TWTYTW*
What a year. Looking back, the (relative) optimism of my New Year’s Eve 2020 blip was short-lived.
2021 has been a year of heroes and villains. I won’t give the bad guys (and gals) anymore airtime than they’ve already had. I want to end the year on a positive note. This is a time to celebrate the good. The fact that most of us are still here is down to them. Besides which, your list of baddies may well be very different from mine.
So this is personal view. And it’s the subject of my blip because I’ve managed to reach the end of this year without catching the disease which has taken so many other people. I’m one of the lucky ones. And I don’t want to forget that fact.
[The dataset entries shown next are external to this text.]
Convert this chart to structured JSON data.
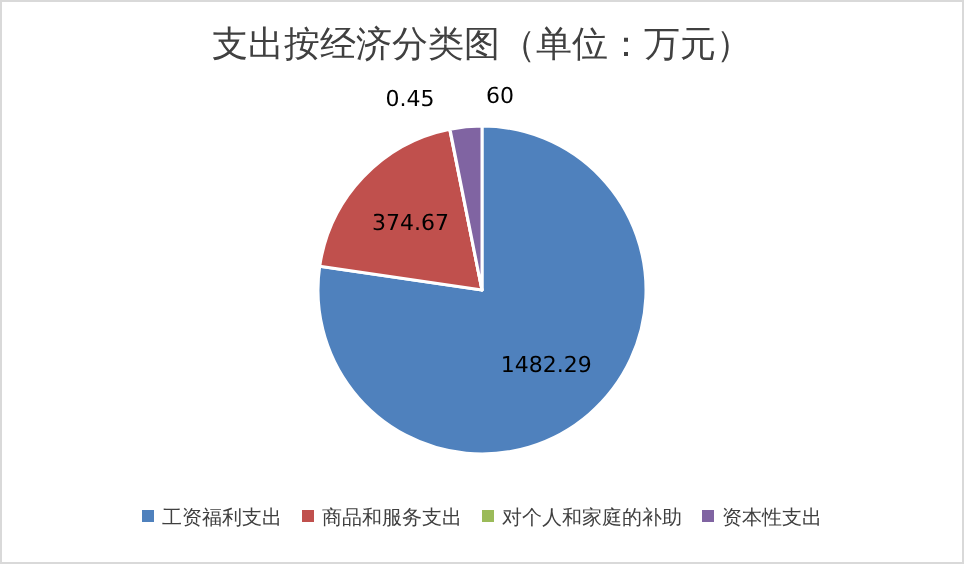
{
  "chart_data": {
    "type": "pie",
    "title": "支出按经济分类图（单位：万元）",
    "categories": [
      "工资福利支出",
      "商品和服务支出",
      "对个人和家庭的补助",
      "资本性支出"
    ],
    "values": [
      1482.29,
      374.67,
      0.45,
      60
    ],
    "colors": [
      "#4f81bd",
      "#c0504d",
      "#9bbb59",
      "#8064a2"
    ],
    "data_labels": true,
    "legend": "bottom"
  }
}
It’s taken less than 2 years from the world waking up to Covid-19 to developing and distributing a vaccine to combat the disease. To put this in context, it’s taken almost 40 years to produce an HIV vaccine.
My heroes are the multi-disciplinary teams of doctors, engineers and mathematicians who grappled with the science to produce the vaccines and the health-care workers who made sure we got them. Not forgetting the thousands of volunteers who stood outside vaccination centres in the cold and the rain (and the sunny days too) keeping us in orderly queues.
But the real hero of this story, for me, is 8-year old James Phipps.
In 1796 James allowed a local doctor, Edward Jenner, to innoculate him with the pus of cowpox scrapped from the arm of milkmaid Sarah Nelmes. Sarah had caught the disease from Blossom the cow. Now Jenner didn’t just do this for fun - he (and others) had noticed that milkmaids seemed to be immune to small-pox after catching cow-pox.
After James had recovered from a mild case of cowpox, Jenner innoculated him again, this time with small-pox. I’d really liked to know what James was thinking and feeling at this stage. As it turns out - nothing. He’d become immune to small pox.
It takes a while for the scientific world to catch up, but this is really the point where vaccination takes off. The part of Blossom the cow in all this has not been forgotten either. Her hide has been preserved and apparently hangs on the wall of the St Georges Medical School library in Tooting.
I hope you and yours stay safe in the coming year.